At -40%, confidence among manufacturers has remained low and failed to recover since it plummeted to -47% following the Autumn Budget at the end of 2024.

The study highlights that the impact of that Budget and other recent policy decisions continues to concern food and drink manufacturers. More than eight in ten (84%) said that the ongoing financial impact of recent government policies – such as National Insurance changes and the Upcoming Extended Producer Responsibility (EPR) packaging levy – was one of their biggest concerns for the year ahead, while nearly two-thirds (63%) said it was a decline in consumer confidence.

The cost of ingredients and commodities (50%), a shortage of skilled workers (37%), the cost of energy (32%), and government prioritising other sectors for support (21%) were all also major causes for concern for the UK’s food and drink manufacturers.

With these mounting pressures, average production costs increased 6.3% in the last 12 months and are expected to rise a further 3.6% in the year ahead. This comes after a period of record high inflation, with food and drink prices 36% higher than they were five years ago and with rates of inflation steadily on the rise over the last year. As manufacturers continue to face pressures on all fronts, FDF states that these rising costs will inevitably filter down to the prices shoppers see in the supermarkets.

Meanwhile, two-fifths of businesses (41%) are expecting to decrease their employee headcount over the next 12 months.

“Businesses are continuing to grapple with the impact of last year’s Budget alongside steadily rising input costs, so it comes as no surprise that business confidence across food and drink manufacturers remains strikingly low,” said Karen Betts, Chief Executive of the FDF.

“Energy, commodity, transport, employment, and other costs are rising across the board, on top of the growing costs of regulation. As before, companies will try to shield consumers for as long as possible, but this means that inevitably, shop prices will rise. These are particularly marked at the moment in meat, dairy, chocolate, and coffee.

“It’s fair to say too that companies are nervous about this autumn’s Budget.

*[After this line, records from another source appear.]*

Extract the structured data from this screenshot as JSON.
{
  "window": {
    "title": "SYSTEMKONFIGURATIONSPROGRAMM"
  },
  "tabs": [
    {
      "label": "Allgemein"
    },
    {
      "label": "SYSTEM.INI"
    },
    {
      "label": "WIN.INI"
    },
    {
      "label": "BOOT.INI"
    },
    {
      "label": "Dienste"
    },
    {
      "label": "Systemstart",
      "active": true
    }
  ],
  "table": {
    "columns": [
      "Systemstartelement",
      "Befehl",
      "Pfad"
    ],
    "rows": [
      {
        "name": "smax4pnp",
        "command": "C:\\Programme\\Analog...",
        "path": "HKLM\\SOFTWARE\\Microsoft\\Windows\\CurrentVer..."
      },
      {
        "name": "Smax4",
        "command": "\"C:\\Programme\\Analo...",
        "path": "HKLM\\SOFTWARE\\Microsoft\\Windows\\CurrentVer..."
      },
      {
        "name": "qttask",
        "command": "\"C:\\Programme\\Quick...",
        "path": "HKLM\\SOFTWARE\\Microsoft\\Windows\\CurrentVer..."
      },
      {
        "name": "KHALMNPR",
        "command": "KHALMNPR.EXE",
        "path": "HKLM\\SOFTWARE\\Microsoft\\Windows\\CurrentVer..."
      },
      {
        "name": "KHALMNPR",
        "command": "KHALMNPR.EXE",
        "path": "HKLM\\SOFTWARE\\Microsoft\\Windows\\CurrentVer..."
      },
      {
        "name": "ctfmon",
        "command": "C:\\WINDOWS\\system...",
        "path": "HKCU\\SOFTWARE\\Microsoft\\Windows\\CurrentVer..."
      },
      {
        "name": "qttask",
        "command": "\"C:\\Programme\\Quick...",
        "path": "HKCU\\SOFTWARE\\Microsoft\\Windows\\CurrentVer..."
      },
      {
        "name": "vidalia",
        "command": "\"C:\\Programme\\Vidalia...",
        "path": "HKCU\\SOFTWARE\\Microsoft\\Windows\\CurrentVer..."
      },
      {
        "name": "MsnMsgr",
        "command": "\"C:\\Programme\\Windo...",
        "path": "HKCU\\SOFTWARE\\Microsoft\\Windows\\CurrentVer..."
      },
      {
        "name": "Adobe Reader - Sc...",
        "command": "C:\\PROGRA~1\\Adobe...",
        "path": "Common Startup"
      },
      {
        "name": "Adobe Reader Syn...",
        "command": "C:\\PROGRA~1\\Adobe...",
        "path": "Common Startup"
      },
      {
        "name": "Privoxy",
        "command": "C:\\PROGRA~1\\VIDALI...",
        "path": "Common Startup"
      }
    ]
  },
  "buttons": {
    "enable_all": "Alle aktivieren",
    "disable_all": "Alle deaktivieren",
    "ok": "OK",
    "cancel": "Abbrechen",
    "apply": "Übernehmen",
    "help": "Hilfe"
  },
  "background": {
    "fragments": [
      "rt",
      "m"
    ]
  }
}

It’s critical that the Chancellor does not increase costs to hard-pressed businesses further, but instead acts decisively to attract new investment into our sector.”

The report notes that growth in the UK’s food and drink manufacturing industry has stalled, with production levels in 2024 just 1.5% higher than 2009 levels, when the sector last saw a period of sustained growth. With business confidence remaining low and many companies concerned about the outlook for investment, the FDF believes that this risks creating a vicious cycle of flatlining investment levels and low productivity.

“However, with a potential £14bn growth opportunity available to the sector through productivity gains, it’s possible to break out of this concerning trend,” the trade body said. “Government can do this by making policy decisions that will drive the right conditions to attract the investment our sector needs. This could include not increasing the current rates that industry pays on taxes such as the Plastic Packaging Tax (PPT) and the Soft Drinks Industry Levy (SDIL).”

NAM Implications:
  • Anyone still in any doubt, might benefit from reading NamNews headlines since last Autumn’s Budget…
  • Meanwhile, suppliers are scraping the barrel re making cost savings.
  • Meaning shelf prices will continue to rise.
  • Even if the government had the will to encourage investment in food & drink…
  • …any positive government action will take time to work through.